L’indignation des Musulmans de Sebta a été à son comble, d’autant plus que cette chanson ouvertement raciste, composée par un policier local, a obtenu le premier prix des meilleures paroles et meilleur déguisement au cours de cette manifestation.
L’un des extraits de la "chanson" disait: "J’ai ouvert le livre des animaux/Pour voir si les Turcs sont des animaux rationnels/J’ai vu que ces gens et les bovins sont pareils/Et je n’ai plus eu de doute:/Ce sont bien des animaux". A Sebta, les Arabes et les Musulmans sont assimilés aux turcs. Dans un autre couplet de la même veine odieuse, l’auteur et les chanteurs disent avoir envie d’être "vétérinaires" parce qu’à Sebta, il y a assez "de veaux pour bien gagner sa vie" , dans une allusion à la population musulmane.

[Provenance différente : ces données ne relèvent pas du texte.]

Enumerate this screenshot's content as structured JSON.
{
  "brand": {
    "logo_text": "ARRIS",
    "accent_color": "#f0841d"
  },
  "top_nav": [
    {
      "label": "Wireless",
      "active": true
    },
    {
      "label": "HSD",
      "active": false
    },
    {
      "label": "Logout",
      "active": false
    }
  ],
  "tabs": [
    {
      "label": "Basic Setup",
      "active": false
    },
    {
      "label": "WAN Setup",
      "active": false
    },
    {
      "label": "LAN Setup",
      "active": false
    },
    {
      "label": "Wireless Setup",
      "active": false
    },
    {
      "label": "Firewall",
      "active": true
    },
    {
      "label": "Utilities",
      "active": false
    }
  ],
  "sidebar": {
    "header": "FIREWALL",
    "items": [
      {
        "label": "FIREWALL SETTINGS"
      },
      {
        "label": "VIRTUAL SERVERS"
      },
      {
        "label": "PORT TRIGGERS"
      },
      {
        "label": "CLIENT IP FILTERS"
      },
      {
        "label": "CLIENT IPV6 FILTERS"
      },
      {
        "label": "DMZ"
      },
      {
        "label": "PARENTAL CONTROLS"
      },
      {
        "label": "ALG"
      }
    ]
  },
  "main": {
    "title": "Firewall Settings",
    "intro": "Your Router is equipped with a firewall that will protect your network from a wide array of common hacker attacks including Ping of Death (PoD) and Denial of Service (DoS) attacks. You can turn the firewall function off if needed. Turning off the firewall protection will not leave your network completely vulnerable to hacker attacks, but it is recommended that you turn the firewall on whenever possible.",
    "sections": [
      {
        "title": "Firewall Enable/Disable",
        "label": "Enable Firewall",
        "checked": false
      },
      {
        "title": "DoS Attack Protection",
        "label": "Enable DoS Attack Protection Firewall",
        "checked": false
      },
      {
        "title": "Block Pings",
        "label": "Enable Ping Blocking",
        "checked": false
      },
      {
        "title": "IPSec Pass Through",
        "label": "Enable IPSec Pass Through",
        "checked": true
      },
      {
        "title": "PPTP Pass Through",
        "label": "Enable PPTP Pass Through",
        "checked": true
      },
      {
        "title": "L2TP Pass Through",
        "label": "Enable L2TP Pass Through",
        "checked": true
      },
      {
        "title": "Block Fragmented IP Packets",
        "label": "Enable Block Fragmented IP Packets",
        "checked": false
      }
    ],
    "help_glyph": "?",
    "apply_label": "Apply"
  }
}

Après d’autres passages vulgaires, ils en viennent à regretter l’Holocauste: "Hitler a mal fait" en tentant d’exterminer les juifs au lieu des Musulmans. Par sa faute, dit encore ce texte d’un acharnement sans précédent: "je me trouve Ici désarmé et en train de tendre la joue" (aux arabes), Mais "je préfère mourir debout que de vivre à genoux", dit la chanson en paraphrasant le célèbre slogan du révolutionnaire Che Guevara.
Le Président du parti de l’Union des Musulmans de Sebta, M. Mohamed Ali, a appelé à une réaction "civilisée et pacifique" à la "chanson" aux paroles haineuses et racistes entonnée par des policiers dans "la ville marocaine occupée" de Sebta et assimilant les Musulmans à des animaux.

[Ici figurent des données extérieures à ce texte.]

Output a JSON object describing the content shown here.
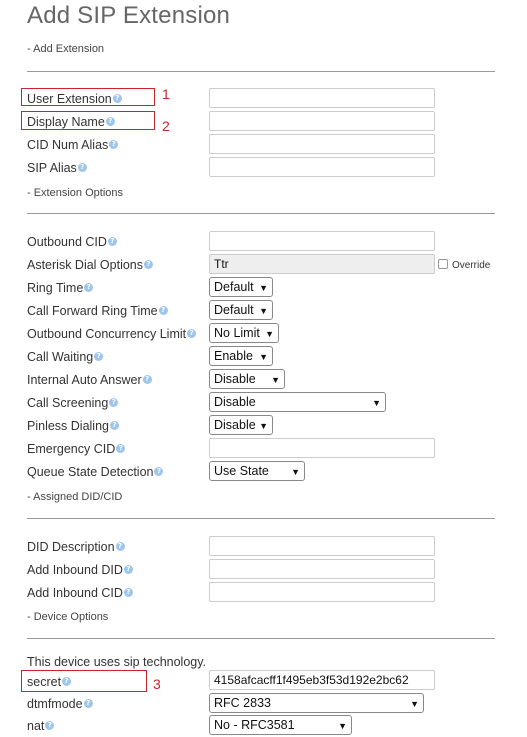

Dans un entretien à l’hebdomadaire hispanophone "la Manana", publié dans son édition du 15 au 21 mars, M. Mohamed Ali a cité comme exemple de cette "réaction civilisée" celle enregistrée au Maroc suite à la publication par un journal danois de caricatures blasphématoires du Prophète Sidna Mohammed, qualifiant le Royaume de "modèle" à cet égard.

Il a fait état à ce propos de l’organisation, vendredi prochain, d’une autre manifestation de protestation, après celle organisée le 10 mars à Sebta au cours de laquelle des milliers de Musulmans sont descendus dans les rues pour dénoncer l’acharnement raciste contre les Musulmans du préside occupé lors d’un festival organisé récemment.

L’Union Démocratique Sebtie, qui compte trois députés musulmans à l’assemblée locale, a décidé de poursuivre en justice les auteurs de ce texte raciste, dénonçant une "apologie du génocide, xénophobie et racisme".